The mower, while almost having stalled, started up again, and went to work on the body. It must’ve spun and landed on its back as the blades came back to fling bits of stomach, bits of internal organs, and bone across my grass in a red mist that I turned my head back to witness. Then I let go of the mower, dropping it, still running for a few more seconds… I guess the throttle stuck or something, and it mangled the corpse a bit more before finally stalling out.

I tilted up and rolled back the mower to survey the damage. A spine, a couple dismembered limbs, and lots of red and bits of fur and bone smiled up at me. I almost threw up. I ran back up to my driveway, pulling the mower backwards, with it comically bouncing along behind me through the unmowed grass. I went and got a pair of disposable gloves from my kitchen and came back out and picked up the mower, placing it in the back of my truck, amazingly not smearing any groundhog blood all over me. I drove it up to the ‘Sharper Shop’, a lawnmower repair place just up the road from my house.

I unloaded the mower with a second set of gloves I’d brought along and then took them off once the mower was on the ground. Then I went inside, leaving my mower out by my truck.

“Hey, what can I do for you today?” asked Paul, as he came out from the back, drawn away from whatever he had been working on in the back, by the bell on the front door.

“I just ran over a groundhog” I confessed.

“Ha, Hey Dave! Come out here, you gotta hear this!” he called to the back.

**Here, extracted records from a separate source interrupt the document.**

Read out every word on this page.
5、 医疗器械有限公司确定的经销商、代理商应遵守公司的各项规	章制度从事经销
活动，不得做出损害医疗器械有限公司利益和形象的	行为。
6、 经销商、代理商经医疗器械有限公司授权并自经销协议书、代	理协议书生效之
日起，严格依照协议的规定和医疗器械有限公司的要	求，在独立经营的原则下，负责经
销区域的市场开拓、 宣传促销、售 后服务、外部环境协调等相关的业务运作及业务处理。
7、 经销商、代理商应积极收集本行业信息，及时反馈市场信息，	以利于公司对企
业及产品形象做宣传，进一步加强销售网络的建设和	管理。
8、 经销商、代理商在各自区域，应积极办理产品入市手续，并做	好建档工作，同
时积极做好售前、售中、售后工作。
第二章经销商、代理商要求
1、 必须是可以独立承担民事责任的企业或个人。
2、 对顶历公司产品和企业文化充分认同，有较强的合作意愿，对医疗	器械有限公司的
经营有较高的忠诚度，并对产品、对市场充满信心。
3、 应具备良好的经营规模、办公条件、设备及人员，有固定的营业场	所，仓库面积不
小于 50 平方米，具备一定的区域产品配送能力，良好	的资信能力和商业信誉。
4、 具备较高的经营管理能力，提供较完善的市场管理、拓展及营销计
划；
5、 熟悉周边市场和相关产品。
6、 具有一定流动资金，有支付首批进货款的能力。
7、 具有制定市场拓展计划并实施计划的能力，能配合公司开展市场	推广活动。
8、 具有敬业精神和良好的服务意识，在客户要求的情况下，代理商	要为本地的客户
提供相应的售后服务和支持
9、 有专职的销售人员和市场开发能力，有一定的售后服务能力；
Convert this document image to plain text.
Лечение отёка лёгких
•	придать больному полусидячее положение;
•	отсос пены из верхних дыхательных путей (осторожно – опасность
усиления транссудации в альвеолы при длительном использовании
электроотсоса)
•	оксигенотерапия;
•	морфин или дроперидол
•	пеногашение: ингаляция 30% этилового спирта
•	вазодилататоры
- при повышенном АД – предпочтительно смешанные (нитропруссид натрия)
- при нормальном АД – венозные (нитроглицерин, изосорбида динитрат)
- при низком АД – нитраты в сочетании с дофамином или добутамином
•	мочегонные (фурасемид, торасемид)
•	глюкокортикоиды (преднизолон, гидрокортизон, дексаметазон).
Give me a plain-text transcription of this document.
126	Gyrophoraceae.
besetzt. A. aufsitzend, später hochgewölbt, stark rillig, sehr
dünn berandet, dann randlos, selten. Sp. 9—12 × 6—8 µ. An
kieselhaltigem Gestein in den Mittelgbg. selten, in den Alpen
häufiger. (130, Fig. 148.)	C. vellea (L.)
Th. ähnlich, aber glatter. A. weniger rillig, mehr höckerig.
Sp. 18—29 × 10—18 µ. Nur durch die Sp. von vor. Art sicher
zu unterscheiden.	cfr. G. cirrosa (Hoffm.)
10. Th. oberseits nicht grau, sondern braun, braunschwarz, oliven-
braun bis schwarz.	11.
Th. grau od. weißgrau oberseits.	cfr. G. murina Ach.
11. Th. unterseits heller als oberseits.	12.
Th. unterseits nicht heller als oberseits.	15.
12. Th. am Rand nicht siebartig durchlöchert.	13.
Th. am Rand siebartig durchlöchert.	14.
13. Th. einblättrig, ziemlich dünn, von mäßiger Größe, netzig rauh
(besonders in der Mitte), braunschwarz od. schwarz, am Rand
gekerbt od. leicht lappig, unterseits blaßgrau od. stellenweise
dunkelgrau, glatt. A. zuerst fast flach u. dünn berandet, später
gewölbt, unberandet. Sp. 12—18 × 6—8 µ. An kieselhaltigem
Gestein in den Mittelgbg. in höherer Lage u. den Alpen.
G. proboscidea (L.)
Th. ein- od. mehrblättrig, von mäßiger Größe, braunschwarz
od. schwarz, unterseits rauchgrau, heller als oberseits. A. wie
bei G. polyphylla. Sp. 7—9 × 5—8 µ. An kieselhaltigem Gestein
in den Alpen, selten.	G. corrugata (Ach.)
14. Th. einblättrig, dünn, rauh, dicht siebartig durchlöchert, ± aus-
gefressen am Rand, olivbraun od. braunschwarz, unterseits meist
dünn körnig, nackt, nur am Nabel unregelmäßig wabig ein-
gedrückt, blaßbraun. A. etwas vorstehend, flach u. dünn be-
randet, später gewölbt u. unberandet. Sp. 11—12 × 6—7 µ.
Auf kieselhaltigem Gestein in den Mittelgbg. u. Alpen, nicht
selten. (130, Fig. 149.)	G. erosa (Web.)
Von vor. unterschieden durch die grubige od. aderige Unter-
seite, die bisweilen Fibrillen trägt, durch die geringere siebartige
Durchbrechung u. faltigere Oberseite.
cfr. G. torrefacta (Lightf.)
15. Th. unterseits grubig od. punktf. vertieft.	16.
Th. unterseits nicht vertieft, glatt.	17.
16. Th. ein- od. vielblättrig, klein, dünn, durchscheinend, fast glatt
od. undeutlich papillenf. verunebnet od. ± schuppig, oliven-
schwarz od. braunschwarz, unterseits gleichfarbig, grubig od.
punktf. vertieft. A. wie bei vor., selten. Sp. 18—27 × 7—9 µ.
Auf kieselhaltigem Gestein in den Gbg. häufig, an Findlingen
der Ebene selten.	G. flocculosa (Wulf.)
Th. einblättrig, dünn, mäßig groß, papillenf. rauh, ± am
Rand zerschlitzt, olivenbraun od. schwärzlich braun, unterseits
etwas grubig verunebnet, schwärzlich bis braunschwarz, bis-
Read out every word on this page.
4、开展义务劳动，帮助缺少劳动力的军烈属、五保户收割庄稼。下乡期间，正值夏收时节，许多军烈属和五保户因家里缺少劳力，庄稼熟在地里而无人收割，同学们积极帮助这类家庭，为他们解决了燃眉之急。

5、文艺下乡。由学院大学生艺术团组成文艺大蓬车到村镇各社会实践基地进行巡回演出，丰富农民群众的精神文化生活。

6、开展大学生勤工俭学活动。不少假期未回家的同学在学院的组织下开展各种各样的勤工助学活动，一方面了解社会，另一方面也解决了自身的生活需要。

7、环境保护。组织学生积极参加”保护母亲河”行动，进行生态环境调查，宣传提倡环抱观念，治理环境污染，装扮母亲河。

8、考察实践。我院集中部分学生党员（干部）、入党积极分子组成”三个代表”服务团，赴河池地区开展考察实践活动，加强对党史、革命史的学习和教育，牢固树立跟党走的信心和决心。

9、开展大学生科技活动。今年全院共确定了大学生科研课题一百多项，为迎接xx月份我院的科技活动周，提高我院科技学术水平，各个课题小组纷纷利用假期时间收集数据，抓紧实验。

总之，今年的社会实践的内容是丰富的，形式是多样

Out wandered Dave also, and I related my tale much as I have here. Afterwards, we went out to survey the damage, and as they flipped over the mower to give it a look-see underneath, I apologized for not having hosed it down. They told me they could have it ready for me by Monday, and that they’d clean it up, sharpen the blade and make sure everything was alright with it.

“You might not want to sharpen the blade,” I told them, “Seems I’m pretty dangerous with that thing, who knows what I’d end up killing if I had a sharp blade?” Cue polite chuckles.

When I picked the mower up on Monday, it was my turn to laugh. There it was, cleaned up, good as new, with a couple of new ‘warning’ stickers on the mower deck to boot.